The changeover percent does not apply to push data sources.

What is the changeover percent?

There are many things that can go wrong when an update happens, which can result in your search index being incomplete.

The changeover percent provides a safety net for your updates which will prevent an updated index from being made live if the updated index has shrunk beyond an acceptable size.

Why is the changeover percent necessary?

The changeover percent sets the acceptable size for an updated index.

A percentage is calculated that takes the number of documents built in the current completed update (not yet live) and divides this by the number of documents in the currently live index.

This percentage is compared with the changeover percent and if it is determined that the new index has shrunk in size beyond the acceptable limit then the update will fail .

This check is necessary because non-push indexes gather and build a completely fresh index, and swap to this on completion.

If Funnelback cannot gather data (for example the Internet link went down while the update was running) then the new index will be missing a lot of documents.

This check prevents an update like this from being treated as successful.

the changeover percent check can also fail if you have defined any vital servers that don’t appear in the new index.

What is an acceptable value for the changeover percent?

An acceptable value for the changeover percent will depend on your content and how much change you expect.

The default is 50% - so an update will fail if the new index is 50% or less of the size of the currently live index.

A small changeover percent makes sense if you throw away everything in your index every day. This might happen if you have an index that only covers today’s content (e.g. today’s news items). In this scenario, the number of documents in your index from day to day is completely random.

A large changeover percent makes sense if you rarely remove any content from your index. For example, an archive could have a 100% changeover percent because it is expected that it will only ever increase in size.

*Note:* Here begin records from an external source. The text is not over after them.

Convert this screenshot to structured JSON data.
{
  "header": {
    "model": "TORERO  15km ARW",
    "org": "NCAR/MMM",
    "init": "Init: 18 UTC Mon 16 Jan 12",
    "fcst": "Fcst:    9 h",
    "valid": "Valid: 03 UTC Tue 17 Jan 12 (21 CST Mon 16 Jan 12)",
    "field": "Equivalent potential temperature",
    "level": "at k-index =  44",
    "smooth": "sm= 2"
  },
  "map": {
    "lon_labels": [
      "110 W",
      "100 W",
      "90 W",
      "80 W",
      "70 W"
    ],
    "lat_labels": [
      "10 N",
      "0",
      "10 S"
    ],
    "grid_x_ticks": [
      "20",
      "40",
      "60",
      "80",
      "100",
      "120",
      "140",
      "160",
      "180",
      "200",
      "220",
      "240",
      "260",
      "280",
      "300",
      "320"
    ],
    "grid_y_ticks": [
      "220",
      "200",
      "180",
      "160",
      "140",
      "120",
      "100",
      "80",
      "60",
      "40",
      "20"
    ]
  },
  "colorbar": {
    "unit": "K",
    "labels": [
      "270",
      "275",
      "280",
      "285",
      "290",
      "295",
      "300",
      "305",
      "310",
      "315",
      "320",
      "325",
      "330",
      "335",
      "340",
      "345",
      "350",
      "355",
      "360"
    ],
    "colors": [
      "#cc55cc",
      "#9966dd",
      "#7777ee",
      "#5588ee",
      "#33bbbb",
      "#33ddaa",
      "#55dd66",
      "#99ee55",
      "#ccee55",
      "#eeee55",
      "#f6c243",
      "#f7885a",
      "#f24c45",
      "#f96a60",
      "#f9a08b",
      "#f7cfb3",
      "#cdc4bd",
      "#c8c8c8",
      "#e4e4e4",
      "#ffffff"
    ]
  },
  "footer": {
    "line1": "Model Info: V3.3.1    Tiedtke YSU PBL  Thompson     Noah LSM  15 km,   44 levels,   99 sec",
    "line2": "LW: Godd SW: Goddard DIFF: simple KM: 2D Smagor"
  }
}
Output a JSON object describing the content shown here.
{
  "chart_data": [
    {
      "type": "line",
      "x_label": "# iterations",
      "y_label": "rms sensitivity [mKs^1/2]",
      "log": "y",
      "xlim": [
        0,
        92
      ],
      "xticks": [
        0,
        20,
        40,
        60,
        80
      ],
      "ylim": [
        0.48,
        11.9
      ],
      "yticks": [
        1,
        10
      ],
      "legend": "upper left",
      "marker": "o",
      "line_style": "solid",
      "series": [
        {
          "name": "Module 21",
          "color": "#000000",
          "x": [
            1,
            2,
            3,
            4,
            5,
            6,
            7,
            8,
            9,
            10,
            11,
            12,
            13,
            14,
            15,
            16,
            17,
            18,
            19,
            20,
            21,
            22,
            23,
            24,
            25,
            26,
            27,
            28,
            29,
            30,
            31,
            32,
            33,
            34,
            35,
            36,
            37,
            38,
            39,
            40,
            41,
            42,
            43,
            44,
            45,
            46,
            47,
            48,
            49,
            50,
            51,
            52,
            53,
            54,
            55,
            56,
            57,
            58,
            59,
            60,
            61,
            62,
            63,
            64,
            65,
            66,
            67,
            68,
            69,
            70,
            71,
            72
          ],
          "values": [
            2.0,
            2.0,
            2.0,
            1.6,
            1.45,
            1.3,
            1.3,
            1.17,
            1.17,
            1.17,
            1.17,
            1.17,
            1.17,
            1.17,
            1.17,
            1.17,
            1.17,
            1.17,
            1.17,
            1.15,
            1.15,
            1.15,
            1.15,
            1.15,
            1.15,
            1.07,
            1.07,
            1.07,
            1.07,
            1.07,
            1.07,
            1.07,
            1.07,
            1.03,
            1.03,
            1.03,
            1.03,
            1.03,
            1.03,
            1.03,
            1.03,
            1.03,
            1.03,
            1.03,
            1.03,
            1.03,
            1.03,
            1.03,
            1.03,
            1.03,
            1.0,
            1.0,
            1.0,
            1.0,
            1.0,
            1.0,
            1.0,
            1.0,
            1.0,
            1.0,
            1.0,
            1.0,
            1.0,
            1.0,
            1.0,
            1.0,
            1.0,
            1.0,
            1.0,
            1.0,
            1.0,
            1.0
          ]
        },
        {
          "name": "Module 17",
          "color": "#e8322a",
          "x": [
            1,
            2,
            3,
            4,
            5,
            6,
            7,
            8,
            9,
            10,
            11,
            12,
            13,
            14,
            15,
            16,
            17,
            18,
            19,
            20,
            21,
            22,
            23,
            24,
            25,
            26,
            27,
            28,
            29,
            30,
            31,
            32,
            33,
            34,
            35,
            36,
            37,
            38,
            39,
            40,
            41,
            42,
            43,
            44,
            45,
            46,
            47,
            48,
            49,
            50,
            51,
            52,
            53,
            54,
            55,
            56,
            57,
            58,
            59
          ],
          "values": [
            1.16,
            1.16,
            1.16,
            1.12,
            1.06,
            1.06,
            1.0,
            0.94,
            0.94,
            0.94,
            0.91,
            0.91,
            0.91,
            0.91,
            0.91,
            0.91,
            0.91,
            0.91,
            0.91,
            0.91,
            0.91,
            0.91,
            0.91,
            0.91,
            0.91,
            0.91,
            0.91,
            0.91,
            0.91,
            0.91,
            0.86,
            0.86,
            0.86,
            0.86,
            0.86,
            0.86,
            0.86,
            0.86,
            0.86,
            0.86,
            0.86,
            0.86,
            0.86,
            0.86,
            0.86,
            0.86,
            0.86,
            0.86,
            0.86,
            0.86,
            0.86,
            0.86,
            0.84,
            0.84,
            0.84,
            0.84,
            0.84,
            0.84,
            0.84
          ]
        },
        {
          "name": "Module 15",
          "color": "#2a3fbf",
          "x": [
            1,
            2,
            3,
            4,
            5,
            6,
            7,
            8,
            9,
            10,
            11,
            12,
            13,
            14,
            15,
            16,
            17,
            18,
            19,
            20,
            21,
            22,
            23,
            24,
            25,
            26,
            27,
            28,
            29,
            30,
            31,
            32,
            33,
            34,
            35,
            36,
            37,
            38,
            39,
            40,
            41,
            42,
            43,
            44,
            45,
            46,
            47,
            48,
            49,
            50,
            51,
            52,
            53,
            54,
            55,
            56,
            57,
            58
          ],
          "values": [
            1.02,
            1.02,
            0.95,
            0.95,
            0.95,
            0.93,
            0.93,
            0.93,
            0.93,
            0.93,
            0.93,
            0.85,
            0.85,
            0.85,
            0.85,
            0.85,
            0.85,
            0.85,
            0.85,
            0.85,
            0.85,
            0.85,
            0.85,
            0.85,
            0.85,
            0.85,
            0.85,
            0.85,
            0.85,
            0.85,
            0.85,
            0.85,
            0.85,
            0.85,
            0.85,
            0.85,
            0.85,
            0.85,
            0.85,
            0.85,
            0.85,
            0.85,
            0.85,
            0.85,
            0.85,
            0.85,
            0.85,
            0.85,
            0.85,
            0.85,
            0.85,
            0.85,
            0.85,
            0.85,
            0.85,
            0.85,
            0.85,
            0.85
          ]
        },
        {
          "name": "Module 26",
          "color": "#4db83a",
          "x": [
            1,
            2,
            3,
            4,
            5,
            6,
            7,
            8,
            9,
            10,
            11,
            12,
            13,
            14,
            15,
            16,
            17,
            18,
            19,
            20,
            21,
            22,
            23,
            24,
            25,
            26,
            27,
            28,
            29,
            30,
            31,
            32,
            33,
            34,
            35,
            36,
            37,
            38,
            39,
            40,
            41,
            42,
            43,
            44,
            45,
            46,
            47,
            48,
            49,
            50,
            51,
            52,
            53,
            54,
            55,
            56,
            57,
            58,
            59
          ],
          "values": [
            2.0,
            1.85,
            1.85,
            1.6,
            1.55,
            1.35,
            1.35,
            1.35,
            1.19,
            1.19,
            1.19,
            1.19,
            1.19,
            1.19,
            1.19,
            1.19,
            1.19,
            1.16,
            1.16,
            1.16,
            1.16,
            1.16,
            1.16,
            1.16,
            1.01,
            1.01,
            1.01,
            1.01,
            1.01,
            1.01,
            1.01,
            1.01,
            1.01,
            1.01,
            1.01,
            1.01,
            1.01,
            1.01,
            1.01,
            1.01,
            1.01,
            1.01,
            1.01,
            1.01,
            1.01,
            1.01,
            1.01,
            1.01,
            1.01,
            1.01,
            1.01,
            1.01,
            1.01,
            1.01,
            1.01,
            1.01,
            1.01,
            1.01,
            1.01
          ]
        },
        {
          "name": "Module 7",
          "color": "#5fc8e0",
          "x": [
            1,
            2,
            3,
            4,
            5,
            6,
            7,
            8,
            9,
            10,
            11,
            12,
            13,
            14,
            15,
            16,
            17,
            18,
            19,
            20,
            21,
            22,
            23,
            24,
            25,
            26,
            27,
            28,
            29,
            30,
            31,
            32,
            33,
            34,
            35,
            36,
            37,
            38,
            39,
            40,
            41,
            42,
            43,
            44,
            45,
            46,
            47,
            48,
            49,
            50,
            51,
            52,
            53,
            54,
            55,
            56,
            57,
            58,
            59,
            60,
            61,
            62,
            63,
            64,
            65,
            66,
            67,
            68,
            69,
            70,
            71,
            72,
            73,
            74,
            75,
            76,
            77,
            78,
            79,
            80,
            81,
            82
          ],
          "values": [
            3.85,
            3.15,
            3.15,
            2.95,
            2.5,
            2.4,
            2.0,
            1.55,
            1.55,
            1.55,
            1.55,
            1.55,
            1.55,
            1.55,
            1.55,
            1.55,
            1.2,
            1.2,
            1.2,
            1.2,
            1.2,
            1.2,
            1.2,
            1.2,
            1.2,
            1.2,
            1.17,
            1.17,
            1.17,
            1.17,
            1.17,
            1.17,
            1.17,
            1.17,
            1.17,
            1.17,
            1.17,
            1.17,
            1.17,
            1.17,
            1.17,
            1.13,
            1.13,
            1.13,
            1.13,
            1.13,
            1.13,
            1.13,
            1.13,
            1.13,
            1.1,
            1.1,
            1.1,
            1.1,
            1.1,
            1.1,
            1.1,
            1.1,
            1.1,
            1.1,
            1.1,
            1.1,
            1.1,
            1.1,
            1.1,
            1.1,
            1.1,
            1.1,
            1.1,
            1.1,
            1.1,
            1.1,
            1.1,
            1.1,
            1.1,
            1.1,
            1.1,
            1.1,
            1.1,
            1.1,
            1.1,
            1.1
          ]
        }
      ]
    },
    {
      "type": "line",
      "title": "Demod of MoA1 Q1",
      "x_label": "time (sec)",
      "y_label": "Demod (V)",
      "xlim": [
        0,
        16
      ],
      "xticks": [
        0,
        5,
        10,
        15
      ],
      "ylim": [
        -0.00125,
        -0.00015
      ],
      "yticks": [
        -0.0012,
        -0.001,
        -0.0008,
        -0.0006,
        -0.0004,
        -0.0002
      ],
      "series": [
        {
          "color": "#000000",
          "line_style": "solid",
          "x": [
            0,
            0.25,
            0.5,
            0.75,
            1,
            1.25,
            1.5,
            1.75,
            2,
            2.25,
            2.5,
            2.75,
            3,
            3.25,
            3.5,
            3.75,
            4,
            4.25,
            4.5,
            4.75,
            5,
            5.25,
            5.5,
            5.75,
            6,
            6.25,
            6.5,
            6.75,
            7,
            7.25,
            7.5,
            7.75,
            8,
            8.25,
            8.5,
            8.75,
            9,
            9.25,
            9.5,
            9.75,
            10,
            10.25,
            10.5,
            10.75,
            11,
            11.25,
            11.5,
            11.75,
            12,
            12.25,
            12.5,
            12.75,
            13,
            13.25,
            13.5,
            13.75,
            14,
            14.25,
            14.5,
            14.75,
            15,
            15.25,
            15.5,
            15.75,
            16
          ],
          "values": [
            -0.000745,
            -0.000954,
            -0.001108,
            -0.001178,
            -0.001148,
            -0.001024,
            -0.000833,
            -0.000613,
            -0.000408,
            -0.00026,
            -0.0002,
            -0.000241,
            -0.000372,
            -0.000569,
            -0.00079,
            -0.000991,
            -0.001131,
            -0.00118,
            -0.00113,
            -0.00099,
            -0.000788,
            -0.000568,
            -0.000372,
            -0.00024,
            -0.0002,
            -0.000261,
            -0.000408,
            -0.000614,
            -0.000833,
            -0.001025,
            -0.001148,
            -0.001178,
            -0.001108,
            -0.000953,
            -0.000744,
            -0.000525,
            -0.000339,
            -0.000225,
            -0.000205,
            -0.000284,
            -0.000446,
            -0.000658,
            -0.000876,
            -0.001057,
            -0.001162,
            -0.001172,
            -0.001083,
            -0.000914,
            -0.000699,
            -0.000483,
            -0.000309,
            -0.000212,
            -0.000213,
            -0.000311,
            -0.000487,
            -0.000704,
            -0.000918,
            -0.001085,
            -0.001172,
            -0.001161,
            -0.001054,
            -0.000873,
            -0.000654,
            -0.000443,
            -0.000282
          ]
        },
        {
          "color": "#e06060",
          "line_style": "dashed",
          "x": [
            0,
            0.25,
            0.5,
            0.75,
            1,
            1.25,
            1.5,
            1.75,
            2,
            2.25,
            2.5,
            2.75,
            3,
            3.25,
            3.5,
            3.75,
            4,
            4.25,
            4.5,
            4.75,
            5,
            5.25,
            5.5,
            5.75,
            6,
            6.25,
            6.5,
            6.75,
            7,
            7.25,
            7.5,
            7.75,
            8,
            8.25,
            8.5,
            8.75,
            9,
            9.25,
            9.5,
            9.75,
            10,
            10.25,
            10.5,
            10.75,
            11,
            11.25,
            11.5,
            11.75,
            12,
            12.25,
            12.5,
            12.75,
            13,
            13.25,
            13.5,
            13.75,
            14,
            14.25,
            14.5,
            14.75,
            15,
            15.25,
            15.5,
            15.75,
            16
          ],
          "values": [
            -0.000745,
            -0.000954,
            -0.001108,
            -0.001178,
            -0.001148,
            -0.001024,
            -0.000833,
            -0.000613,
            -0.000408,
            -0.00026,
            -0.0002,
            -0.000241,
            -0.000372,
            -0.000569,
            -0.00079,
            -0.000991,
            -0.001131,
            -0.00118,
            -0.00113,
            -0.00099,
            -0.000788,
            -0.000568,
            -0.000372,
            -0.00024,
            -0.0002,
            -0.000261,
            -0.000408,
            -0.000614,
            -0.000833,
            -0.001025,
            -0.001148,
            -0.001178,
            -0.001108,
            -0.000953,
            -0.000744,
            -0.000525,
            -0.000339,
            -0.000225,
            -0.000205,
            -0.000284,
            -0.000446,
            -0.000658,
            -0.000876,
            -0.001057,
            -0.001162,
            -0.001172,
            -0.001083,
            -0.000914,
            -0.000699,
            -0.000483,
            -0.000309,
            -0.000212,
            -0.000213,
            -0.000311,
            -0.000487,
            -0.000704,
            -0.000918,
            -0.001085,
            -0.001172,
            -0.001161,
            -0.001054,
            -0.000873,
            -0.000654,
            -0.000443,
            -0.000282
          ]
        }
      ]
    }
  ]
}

For an average website, it’s expected that you’ll have a number of additions and deletions on a daily basis, with a general trend for your index to increase in size over time. For this scenario a changeover percentage of about 75% will be appropriate, adjusted for how your business operates.

Setting the changeover percent

The changeover percent is set in the data source configuration by setting the changeover_percent configuration key.

Overriding a changeover percent failure

Sometimes the changeover check will fail, but you still want to make the new index live.

This can happen if:

  • you have made a major revision to your website and removed or archived a lot of content (e.g. you’ve released a brand-new site).

  • you have made significant changes to your gatherer configuration that has the expected result of decreasing the number of gathered documents.

If your update has failed the changeover percent check you may be able to force the update to proceed.

  1. Check to see if your data source is updating. If an update has already started on your data source you will need to wait for the update to finish (with the same failure).

  2. If the data source is not updating you can force the views to swap. Select advanced update from the update panel for your data source, choose the swap live and offline view option and start the update.

  3. The update will run very quickly as Funnelback doesn’t need to gather or index any content, it just makes the unsuccessful index live.

If you are unhappy with the search after swapping the views and you want to roll back the change you can re-run the advanced update above to swap the live and offline views.